The woman, who CBC is choosing not to name in order to protect her children's privacy, lives in public housing.
She says that when her family grew more than two years ago, the Northwest Territories Housing Corporation (NWTHC) put her on a wait list for a bigger unit.
Then, her ex-husband broke into their home to stab her. After that, she says, it felt even more urgent for her family to move somewhere else, where he wouldn't know where she lived.
The housing corporation won't speak to individual client situations. However, it says that it usually doesn't have the housing stock to move people when they're facing intimate partner violence.
"Unfortunately, we typically do not have any occupiable vacant units available to move people into on short notice," wrote Charles Sanders, spokesperson for the NWTHC, in an email.
"In situations where someone has immediate shelter needs due to domestic violence, we refer them to family violence shelters."
New urgency to live somewhere else
The woman says her family did spend time in shelters after the attack before her ex was put in jail.
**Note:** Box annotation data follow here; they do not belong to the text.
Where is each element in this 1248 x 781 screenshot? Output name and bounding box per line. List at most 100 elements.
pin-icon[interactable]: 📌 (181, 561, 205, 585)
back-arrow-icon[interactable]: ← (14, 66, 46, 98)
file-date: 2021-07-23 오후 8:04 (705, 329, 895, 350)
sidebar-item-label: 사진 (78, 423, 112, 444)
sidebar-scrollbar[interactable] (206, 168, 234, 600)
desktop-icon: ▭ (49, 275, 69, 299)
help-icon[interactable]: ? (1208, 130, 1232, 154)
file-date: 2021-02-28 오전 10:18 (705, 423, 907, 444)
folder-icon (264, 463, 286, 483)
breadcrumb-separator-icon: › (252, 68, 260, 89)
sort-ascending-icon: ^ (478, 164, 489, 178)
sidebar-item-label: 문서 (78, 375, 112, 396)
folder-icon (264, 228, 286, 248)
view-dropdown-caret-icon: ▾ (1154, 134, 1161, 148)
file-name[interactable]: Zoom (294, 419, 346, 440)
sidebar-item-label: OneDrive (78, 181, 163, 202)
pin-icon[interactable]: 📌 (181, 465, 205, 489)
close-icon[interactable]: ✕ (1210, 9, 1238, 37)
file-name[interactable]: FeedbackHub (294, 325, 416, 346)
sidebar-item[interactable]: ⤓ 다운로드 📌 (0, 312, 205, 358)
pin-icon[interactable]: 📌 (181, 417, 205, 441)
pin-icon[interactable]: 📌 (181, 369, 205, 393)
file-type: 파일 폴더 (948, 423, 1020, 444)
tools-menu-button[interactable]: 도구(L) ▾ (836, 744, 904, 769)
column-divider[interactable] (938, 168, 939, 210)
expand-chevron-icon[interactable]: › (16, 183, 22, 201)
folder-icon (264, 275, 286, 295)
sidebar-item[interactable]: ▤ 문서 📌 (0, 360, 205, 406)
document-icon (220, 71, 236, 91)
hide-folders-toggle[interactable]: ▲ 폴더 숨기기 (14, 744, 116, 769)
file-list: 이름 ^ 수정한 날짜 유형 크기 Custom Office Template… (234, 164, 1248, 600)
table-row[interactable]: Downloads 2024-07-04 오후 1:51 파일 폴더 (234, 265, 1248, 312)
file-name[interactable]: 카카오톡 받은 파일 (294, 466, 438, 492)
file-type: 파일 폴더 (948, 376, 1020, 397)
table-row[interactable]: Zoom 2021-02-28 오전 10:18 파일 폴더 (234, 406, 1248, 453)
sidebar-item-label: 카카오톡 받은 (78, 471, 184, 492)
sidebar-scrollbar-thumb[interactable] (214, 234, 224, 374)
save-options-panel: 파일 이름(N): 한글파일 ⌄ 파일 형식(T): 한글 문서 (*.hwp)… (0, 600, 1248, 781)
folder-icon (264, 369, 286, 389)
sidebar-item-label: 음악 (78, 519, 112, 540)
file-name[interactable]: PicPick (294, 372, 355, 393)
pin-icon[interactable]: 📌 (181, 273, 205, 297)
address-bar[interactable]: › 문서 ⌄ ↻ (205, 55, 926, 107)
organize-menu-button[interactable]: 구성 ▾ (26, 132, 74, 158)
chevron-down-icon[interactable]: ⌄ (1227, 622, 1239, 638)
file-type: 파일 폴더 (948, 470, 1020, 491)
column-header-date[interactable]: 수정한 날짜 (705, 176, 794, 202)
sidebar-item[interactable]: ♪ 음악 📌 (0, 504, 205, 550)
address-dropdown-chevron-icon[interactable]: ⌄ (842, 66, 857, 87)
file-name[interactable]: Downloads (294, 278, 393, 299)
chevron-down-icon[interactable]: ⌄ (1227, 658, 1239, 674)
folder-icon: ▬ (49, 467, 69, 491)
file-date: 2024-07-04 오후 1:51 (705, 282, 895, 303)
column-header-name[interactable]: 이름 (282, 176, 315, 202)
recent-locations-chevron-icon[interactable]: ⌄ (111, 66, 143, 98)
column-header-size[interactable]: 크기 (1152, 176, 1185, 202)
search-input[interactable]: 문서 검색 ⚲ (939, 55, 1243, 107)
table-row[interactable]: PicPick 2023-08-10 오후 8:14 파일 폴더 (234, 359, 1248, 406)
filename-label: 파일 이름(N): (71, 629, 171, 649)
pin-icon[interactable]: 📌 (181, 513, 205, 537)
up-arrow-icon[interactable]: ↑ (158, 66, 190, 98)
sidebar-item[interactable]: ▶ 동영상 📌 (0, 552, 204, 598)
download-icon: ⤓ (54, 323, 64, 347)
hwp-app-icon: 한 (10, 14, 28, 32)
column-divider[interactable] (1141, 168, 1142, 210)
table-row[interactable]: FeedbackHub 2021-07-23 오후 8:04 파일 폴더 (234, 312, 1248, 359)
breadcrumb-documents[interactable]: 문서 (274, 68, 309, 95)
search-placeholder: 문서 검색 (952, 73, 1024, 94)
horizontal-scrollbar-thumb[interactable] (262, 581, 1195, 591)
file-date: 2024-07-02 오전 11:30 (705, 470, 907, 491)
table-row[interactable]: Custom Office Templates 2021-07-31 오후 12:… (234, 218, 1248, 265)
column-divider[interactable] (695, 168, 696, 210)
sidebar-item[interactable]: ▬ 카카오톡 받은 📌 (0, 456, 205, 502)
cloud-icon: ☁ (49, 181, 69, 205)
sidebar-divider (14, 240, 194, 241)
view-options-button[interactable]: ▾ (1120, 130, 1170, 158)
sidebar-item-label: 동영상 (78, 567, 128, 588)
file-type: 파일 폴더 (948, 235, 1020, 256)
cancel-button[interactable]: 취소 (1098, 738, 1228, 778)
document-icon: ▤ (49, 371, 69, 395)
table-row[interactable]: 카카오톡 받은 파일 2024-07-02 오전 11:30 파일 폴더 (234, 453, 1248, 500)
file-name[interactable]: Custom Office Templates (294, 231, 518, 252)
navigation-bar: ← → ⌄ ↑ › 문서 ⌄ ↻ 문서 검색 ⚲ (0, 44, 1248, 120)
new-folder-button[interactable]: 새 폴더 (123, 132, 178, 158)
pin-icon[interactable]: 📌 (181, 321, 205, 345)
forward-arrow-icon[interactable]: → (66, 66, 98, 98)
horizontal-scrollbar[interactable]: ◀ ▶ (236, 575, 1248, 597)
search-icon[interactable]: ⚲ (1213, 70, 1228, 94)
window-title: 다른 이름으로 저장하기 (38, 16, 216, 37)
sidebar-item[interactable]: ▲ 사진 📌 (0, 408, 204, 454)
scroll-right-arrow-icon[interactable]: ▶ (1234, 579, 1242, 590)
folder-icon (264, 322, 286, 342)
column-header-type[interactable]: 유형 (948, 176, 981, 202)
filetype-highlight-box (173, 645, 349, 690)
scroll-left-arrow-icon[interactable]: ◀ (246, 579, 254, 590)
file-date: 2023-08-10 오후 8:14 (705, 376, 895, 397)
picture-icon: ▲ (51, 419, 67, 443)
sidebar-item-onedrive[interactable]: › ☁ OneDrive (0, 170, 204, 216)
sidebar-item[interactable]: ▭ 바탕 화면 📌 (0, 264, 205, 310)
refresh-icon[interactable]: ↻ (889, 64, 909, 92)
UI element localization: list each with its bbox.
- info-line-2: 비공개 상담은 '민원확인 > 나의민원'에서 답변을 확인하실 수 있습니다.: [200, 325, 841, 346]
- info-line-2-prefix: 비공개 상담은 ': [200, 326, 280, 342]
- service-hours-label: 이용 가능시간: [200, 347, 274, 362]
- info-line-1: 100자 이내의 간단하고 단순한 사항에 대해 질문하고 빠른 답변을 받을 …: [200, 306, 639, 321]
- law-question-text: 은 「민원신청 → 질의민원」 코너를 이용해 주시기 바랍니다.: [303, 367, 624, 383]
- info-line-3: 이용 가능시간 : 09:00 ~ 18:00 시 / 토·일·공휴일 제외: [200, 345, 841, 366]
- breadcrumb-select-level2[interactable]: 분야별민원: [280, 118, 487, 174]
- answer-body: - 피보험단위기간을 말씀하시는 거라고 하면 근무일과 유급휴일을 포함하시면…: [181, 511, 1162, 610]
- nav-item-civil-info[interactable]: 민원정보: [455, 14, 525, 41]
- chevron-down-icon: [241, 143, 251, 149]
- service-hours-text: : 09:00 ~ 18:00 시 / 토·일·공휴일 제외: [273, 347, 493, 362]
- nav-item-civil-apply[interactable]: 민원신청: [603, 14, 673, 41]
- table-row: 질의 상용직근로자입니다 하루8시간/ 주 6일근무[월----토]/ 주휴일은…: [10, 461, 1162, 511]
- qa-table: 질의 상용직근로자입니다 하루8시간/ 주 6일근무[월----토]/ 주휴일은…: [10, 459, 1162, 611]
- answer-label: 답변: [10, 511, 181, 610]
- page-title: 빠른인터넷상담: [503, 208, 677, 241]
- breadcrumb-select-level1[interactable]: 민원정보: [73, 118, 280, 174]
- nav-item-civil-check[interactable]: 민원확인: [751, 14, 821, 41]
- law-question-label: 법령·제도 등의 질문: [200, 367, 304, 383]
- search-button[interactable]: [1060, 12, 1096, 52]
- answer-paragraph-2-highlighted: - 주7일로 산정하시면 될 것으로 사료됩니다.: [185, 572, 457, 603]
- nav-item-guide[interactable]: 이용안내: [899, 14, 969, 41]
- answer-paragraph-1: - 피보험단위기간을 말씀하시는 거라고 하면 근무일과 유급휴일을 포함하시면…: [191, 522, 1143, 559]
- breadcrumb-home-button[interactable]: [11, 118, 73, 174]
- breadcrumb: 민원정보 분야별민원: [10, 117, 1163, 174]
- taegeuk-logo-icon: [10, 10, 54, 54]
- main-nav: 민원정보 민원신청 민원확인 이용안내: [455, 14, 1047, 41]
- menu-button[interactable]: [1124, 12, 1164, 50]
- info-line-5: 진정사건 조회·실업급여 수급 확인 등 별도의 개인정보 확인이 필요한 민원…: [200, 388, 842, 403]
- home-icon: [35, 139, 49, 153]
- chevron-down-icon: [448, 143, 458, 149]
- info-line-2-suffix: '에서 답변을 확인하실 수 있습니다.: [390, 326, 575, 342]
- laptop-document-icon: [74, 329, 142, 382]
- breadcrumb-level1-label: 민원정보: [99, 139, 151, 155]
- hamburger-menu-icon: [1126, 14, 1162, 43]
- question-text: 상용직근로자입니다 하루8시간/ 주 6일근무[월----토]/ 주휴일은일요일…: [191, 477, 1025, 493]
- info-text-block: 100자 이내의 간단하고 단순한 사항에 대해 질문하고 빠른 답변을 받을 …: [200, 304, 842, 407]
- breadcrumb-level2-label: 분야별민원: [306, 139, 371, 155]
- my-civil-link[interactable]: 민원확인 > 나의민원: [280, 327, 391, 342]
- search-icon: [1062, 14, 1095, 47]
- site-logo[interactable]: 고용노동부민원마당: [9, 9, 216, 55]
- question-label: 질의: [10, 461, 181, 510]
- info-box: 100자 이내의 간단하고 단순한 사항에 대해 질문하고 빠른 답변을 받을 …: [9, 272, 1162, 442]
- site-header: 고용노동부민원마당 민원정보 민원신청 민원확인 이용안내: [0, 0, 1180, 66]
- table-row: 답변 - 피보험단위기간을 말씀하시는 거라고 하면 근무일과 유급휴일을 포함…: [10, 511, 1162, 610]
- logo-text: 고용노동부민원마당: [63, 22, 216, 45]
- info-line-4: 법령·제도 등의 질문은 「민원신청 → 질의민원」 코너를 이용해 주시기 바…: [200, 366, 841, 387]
Since the stabbing, she has been harassed by people she believes are friends of her ex (who pled guilty to the attack in November and remains in prison).
CBC reviewed court documents that confirmed one man was charged by police for throwing rocks at her when she was on her property this year.
The woman says the agency did manage to find her different public housing in 2016 after an earlier attack by her ex-husband, but only because she found her son a place to stay with his grandparents.
Since then, her family grew and she started asking for a bigger unit.
After the aggravated assault in 2018, she felt a new urgency to live somewhere else so he wouldn't know the address — and she didn't want to live near where she was attacked in 2016, a location she finds traumatic.
Sanders says there are currently 18 households on the waiting list for a four-bedroom unit in Yellowknife.
"The ease of finding suitable housing accommodation within our current portfolio can change depending on the level of demand and available units," he wrote.
Lack of housing options hurdle in fleeing violence
While this woman's ordeal may be unique, a women's advocate says a limited supply of housing in the territory for victims of intimate partner violence is not.
Hawa Dumbuya-Sesay is executive director of the YWCA in the Northwest Territories, which runs shelters that many women flee to when they experience violence.
She says a lack of housing options becomes a main hurdle for many women as they flee violence and try to find a permanent, safe place to live.
"Some women … lose hope and give up in trying," she says.
Public housing has a lengthy waitlist, with some people spending years hoping a unit will open up, she says.
Meanwhile, many market options remain unaffordable and out of reach, she says.
Recent statistics from the Canada Mortgage and Housing Corporation show that an average two-bedroom rental in Yellowknife costs $1,744 a month, and from 2018 to 2019, the city's vacancy rate shrunk to 4.2 per cent — meaning there are fewer options for people trying to rent.